Kershaw County Council passed first reading of an amendment to the ordinance addressing the use of shipping containers as accessory structures during its Jan. 22 meeting.
Currently, the ordinance prohibits the use of shipping containers as accessory buildings in any land use zone in the county. Under the amendment, shipping containers would be conditionally permitted in certain zones under the following conditions:
They cannot be used as principal use or structures
They shall not be located in front of any principal building or structure
They shall not be stacked
They shall be permanently screened from public view with an opaque divide not less than eight feet tall. Screening can be accomplished by the use of sight obscuring plant materials, earth berms, fences, walls, proper siting of disruptive elements, building placement or other design techniques approved by the planning official.

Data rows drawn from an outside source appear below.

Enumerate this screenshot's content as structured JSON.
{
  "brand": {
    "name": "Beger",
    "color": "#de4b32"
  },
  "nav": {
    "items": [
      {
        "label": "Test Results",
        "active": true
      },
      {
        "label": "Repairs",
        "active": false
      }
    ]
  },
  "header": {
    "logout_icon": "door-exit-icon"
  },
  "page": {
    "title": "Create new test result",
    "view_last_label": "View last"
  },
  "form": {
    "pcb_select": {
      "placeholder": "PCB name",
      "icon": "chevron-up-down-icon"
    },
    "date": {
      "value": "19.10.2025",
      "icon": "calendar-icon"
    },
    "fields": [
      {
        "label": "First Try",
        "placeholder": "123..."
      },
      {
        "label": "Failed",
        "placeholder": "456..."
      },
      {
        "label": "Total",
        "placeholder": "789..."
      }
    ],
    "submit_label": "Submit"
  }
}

The number of accessory shipping containers shall not exceed one per lot, except where the building to which it is accessory exceeds one acre, then an additional shipping container may be established for each acret, or fraction thereof, provided they meet all other requirements.

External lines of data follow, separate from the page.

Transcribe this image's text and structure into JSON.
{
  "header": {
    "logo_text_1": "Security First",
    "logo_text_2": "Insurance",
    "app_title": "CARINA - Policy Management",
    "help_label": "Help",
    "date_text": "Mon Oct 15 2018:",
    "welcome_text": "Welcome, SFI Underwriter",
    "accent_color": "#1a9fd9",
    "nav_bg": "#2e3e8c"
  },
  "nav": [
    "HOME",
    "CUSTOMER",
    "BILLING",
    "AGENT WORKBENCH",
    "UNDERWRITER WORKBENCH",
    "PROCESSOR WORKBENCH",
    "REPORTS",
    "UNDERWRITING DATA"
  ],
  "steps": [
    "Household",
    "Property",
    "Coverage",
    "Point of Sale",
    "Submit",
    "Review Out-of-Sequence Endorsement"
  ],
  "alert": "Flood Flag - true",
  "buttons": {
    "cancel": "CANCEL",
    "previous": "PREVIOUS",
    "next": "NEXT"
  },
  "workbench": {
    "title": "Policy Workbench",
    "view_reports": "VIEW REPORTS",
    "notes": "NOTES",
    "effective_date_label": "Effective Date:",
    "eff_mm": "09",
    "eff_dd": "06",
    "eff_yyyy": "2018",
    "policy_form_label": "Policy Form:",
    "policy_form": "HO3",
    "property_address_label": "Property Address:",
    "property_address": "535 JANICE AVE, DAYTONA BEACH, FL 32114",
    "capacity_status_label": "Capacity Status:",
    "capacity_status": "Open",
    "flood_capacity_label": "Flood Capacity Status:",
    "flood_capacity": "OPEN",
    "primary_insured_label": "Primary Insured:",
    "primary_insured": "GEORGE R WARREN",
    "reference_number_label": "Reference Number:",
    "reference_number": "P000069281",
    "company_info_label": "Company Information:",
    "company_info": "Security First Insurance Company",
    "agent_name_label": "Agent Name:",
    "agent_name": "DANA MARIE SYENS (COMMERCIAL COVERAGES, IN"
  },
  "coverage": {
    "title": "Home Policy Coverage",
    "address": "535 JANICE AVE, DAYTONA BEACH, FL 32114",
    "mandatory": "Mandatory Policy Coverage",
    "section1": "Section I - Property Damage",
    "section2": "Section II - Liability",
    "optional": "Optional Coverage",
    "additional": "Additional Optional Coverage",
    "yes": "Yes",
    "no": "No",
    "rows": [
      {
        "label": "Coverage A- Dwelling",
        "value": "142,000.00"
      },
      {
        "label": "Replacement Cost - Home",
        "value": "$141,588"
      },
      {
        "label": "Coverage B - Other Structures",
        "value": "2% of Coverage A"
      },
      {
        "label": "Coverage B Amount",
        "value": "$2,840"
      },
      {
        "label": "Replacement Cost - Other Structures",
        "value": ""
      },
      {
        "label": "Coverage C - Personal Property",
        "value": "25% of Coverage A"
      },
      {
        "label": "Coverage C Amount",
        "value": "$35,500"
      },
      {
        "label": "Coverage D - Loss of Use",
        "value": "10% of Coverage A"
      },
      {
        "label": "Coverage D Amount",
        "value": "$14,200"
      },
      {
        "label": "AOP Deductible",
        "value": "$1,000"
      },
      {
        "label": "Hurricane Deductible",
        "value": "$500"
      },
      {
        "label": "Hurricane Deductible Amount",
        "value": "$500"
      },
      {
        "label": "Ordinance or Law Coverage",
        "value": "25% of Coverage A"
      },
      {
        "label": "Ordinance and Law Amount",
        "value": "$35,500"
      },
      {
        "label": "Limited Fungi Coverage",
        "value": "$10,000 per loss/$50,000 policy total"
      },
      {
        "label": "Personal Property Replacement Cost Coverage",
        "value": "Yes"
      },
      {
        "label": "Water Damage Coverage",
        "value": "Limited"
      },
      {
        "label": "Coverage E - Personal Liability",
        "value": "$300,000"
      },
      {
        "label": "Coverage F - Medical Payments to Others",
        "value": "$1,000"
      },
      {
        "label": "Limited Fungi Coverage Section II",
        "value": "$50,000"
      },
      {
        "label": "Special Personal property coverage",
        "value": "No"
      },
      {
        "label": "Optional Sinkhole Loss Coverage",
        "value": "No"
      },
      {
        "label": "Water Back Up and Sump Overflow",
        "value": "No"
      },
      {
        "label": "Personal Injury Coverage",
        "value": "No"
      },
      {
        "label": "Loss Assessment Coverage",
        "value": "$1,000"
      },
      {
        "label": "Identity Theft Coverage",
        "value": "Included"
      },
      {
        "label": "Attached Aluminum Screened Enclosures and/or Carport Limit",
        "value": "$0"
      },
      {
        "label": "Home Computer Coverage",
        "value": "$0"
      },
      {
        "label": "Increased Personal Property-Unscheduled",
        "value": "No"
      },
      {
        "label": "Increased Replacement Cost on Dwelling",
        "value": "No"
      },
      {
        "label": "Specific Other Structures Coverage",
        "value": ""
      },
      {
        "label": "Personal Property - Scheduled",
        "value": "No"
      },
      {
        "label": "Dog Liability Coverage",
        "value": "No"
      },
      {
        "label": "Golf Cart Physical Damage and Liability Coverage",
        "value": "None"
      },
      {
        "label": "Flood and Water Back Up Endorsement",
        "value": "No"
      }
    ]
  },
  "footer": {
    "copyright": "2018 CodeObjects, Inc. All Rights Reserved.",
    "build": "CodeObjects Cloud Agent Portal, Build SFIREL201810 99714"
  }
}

They shall be properly maintained at all times.
Councilman Al Bozard, who has been working on this issue, started the discussion. He said that currently, the ordinance prohibits the use of shipping containers as buildings. His intent is to ease that restriction, he said.

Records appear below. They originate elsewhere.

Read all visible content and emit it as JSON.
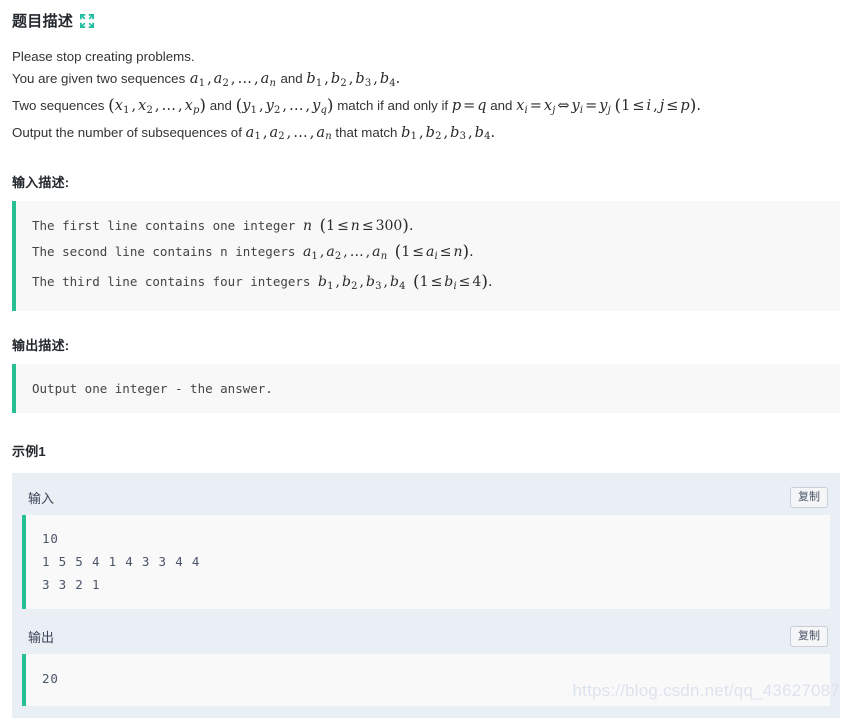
{
  "title": {
    "text": "题目描述",
    "icon": "expand-arrows-icon",
    "icon_color": "#1fbfa0"
  },
  "statement": {
    "lines": [
      "Please stop creating problems.",
      "You are given two sequences a1, a2, ..., an and b1, b2, b3, b4.",
      "Two sequences (x1, x2, ..., xp) and (y1, y2, ..., yq) match if and only if p = q and xi = xj ⇔ yi = yj (1 ≤ i, j ≤ p).",
      "Output the number of subsequences of a1, a2, ..., an that match b1, b2, b3, b4."
    ],
    "line1_plain": "Please stop creating problems.",
    "line2_prefix": "You are given two sequences",
    "line2_mid": "and",
    "line3_prefix": "Two sequences",
    "line3_and": "and",
    "line3_match": "match if and only if",
    "line3_and2": "and",
    "line4_prefix": "Output the number of subsequences of",
    "line4_mid": "that match"
  },
  "input_section": {
    "heading": "输入描述:",
    "lines": [
      "The first line contains one integer n (1 ≤ n ≤ 300).",
      "The second line contains n integers a1,a2,...,an (1 ≤ ai ≤ n).",
      "The third line contains four integers b1,b2,b3,b4 (1 ≤ bi ≤ 4)."
    ],
    "line1_text": "The first line contains one integer",
    "line2_text": "The second line contains n integers",
    "line3_text": "The third line contains four integers"
  },
  "output_section": {
    "heading": "输出描述:",
    "text": "Output one integer - the answer."
  },
  "example": {
    "heading": "示例1",
    "input_label": "输入",
    "output_label": "输出",
    "copy_label": "复制",
    "input_lines": [
      "10",
      "1 5 5 4 1 4 3 3 4 4",
      "3 3 2 1"
    ],
    "output_lines": [
      "20"
    ]
  },
  "watermark": {
    "text": "https://blog.csdn.net/qq_43627087"
  },
  "colors": {
    "accent_teal": "#27c093",
    "heading": "#24292e",
    "panel_bg": "#eaeef5",
    "code_bg": "#f8f8f9"
  }
}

“A container, as it stands, they’re not allowed in Kershaw County. If you have one on your property, it’s illegal -- I know of one case where the people had to move containers off their property because of a complaint from a neighbor.”
Councilman David Snodgrass noted that a number of his constituents have shipping containers, and he, too, wants to ensure they can use them as they see fit.
“I realize that while this is not an actively enforced ordinance, it is indeed an ordinance,” Snodgrass said. “What we have here before us is a little restrictive for my taste, but the beauty of county government is that we can change things. I believe this gets us on the right road to provide the liberty for homeowners to have these if that’s a decision they wish to make.”
However, Councilman Jimmy Jones stated his opposition to the ordinance, calling it complicated and unnecessary and said he would be introducing a separate ordinance completely removing any restrictions on shipping containers.
“I oppose the ordinance before us tonight,” he said. “My proposal will absolutely eliminate the ordinance. What we have now creates absolutely convoluted bureaucracy. This amendment, as is, brings a page and a half of regulations and will only bring more and more and more.”
Councilman Ben Connell noted that the ordinance presently appears to allow shipping containers as a primary residence but not as an accessory building. He, too, said he believed the ordinance as is currently presented is confusing, and possibly contradictory.
Council voted 5-2 to approve first reading, with Council Chair Julian Burns and Councilmen Bozard, Snodgrass, Tom Gardner, and Sammy Tucker Jr. voting in favor and Councilmen Jones and Ben Connell voting against the ordinance.
Kershaw County Council meets next at 5:30 p.m. Tuesday, Feb. 12 in the County Government Center, 515 Walnut St., Camden. Meetings are open to the public.